If you’re going to employ this tactic, you have to do it early and be . . . well . . . consistent. When you’re determining whom to attack, talk about your decision out loud. Explain that you’re attacking your 7 ATK/7 DEF character into a defending 6 ATK/7 DEF character simply because it’s the best attack for you to make and have your character survive the ordeal (barring plot twist intervention). Other players cannot fault your logic, though they may be annoyed if you don’t join in on a “down with the king” conspiracy. This tactic may not be the best for reducing other players’ board positions, but it keeps other players from seeing your attacks as personal.

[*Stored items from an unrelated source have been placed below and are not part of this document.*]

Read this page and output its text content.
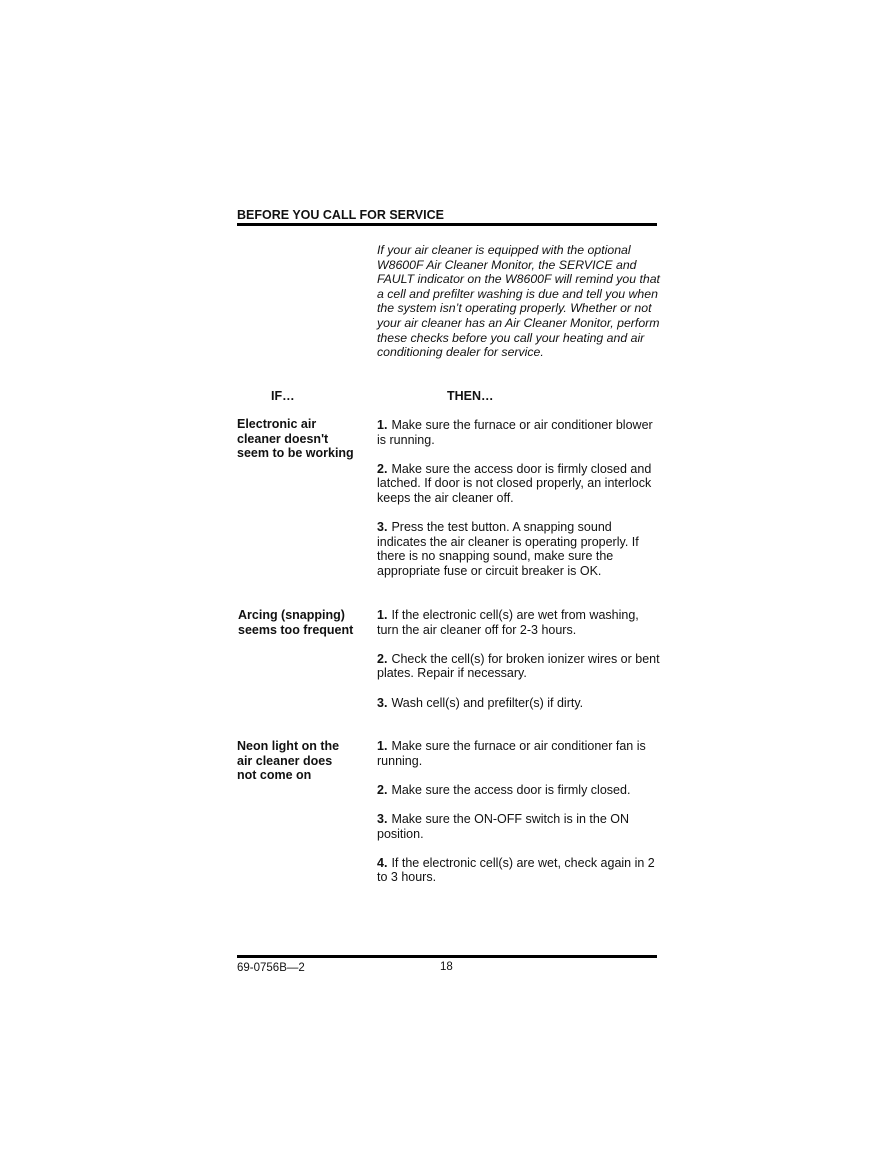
BEFORE YOU CALL FOR SERVICE
If your air cleaner is equipped with the optional W8600F Air Cleaner Monitor, the SERVICE and FAULT indicator on the W8600F will remind you that a cell and prefilter washing is due and tell you when the system isn’t operating properly. Whether or not your air cleaner has an Air Cleaner Monitor, perform these checks before you call your heating and air conditioning dealer for service.
IF…	THEN…
Electronic air cleaner doesn't seem to be working

1. Make sure the furnace or air conditioner blower is running.

2. Make sure the access door is firmly closed and latched. If door is not closed properly, an interlock keeps the air cleaner off.

3. Press the test button. A snapping sound indicates the air cleaner is operating properly. If there is no snapping sound, make sure the appropriate fuse or circuit breaker is OK.

Arcing (snapping) seems too frequent

1. If the electronic cell(s) are wet from washing, turn the air cleaner off for 2-3 hours.

2. Check the cell(s) for broken ionizer wires or bent plates. Repair if necessary.

3. Wash cell(s) and prefilter(s) if dirty.

Neon light on the air cleaner does not come on

1. Make sure the furnace or air conditioner fan is running.

2. Make sure the access door is firmly closed.

3. Make sure the ON-OFF switch is in the ON position.

4. If the electronic cell(s) are wet, check again in 2 to 3 hours.

69-0756B—2	18
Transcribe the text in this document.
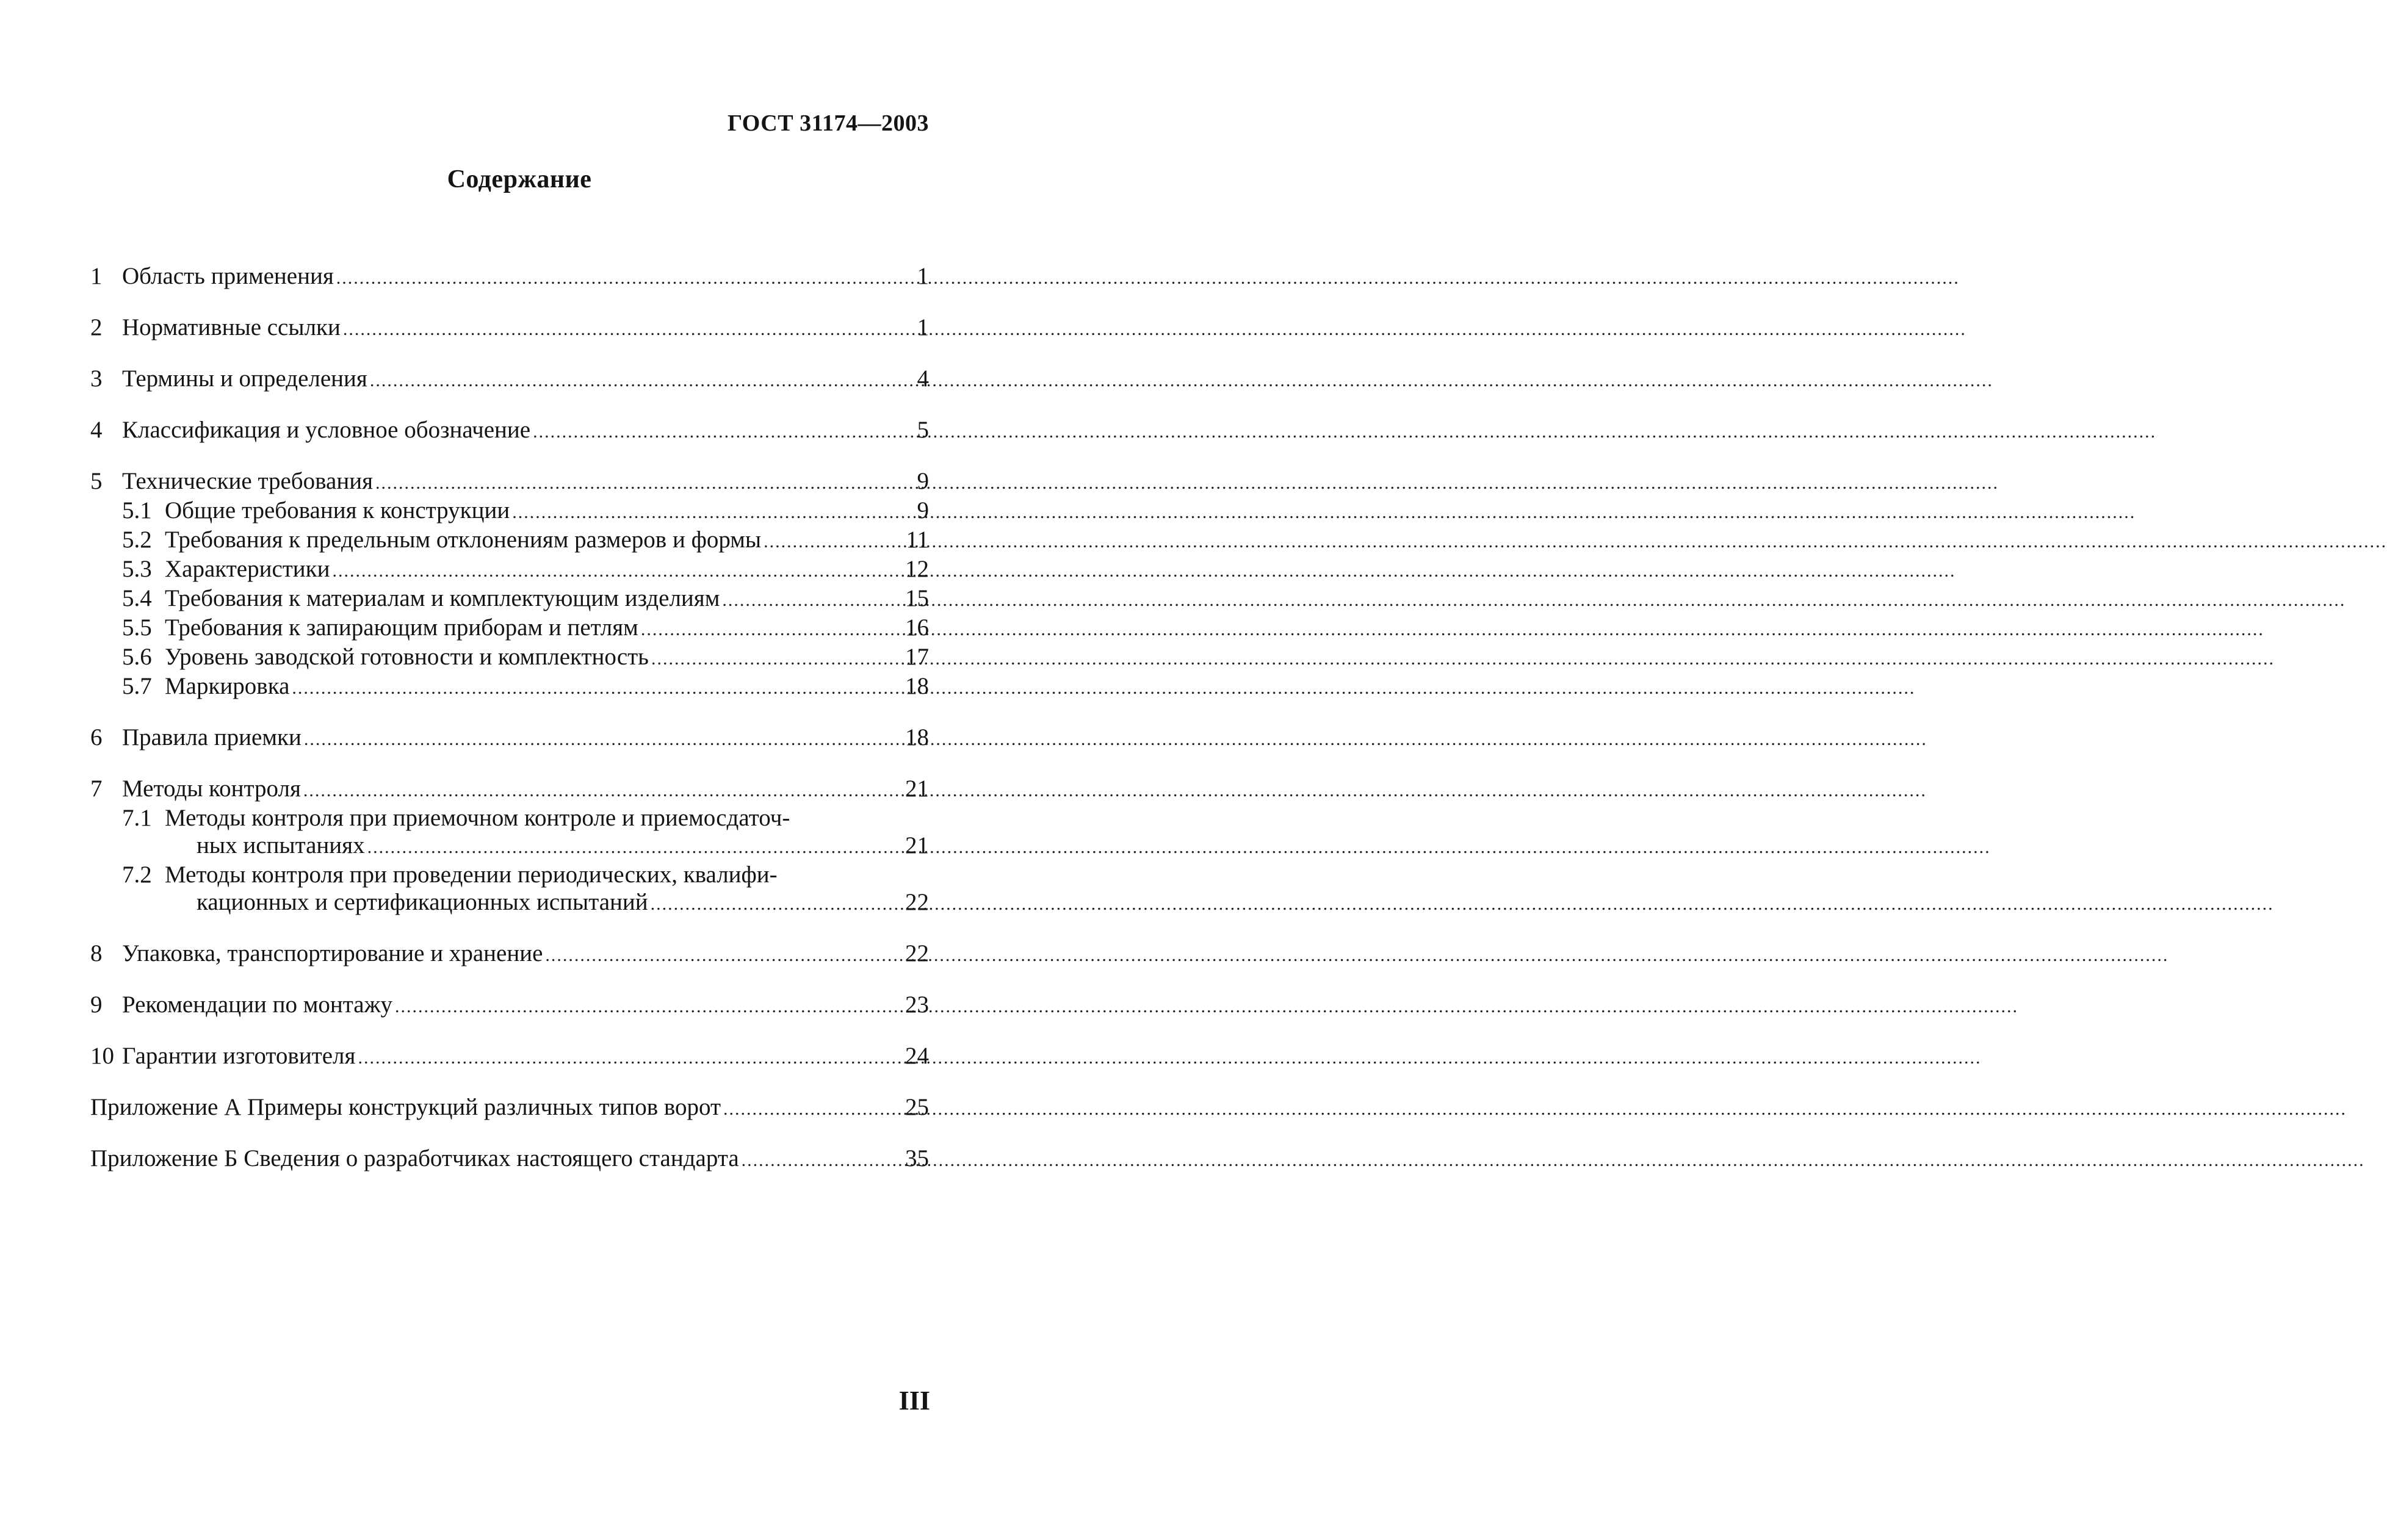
ГОСТ 31174—2003
Содержание
1 Область применения .....	1
2 Нормативные ссылки .....	1
3 Термины и определения .....	4
4 Классификация и условное обозначение .....	5
5 Технические требования .....	9
5.1 Общие требования к конструкции .....	9
5.2 Требования к предельным отклонениям размеров и формы .....	11
5.3 Характеристики .....	12
5.4 Требования к материалам и комплектующим изделиям .....	15
5.5 Требования к запирающим приборам и петлям .....	16
5.6 Уровень заводской готовности и комплектность .....	17
5.7 Маркировка .....	18
6 Правила приемки .....	18
7 Методы контроля .....	21
7.1 Методы контроля при приемочном контроле и приемосдаточ-
ных испытаниях .....	21
7.2 Методы контроля при проведении периодических, квалифи-
кационных и сертификационных испытаний .....	22
8 Упаковка, транспортирование и хранение .....	22
9 Рекомендации по монтажу .....	23
10 Гарантии изготовителя .....	24
Приложение А Примеры конструкций различных типов ворот .....	25
Приложение Б Сведения о разработчиках настоящего стандарта .....	35
III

When you are picked on or betrayed by another player, explain that it’s now your personal mission in life to destroy that offending player, no matter the cost. This is a rather self-destructive tactic, but it does keep other players off your back, especially since your board position was probably ruined by the betrayal. The betrayer probably has a good board position, which leaves you a good candidate to get “kingmade” by someone else. Other players will want to see you go crazy trying to take out the opponent, so they’ll be quiet allies. You chances of winning this game are low, but you’ll be feared during next game.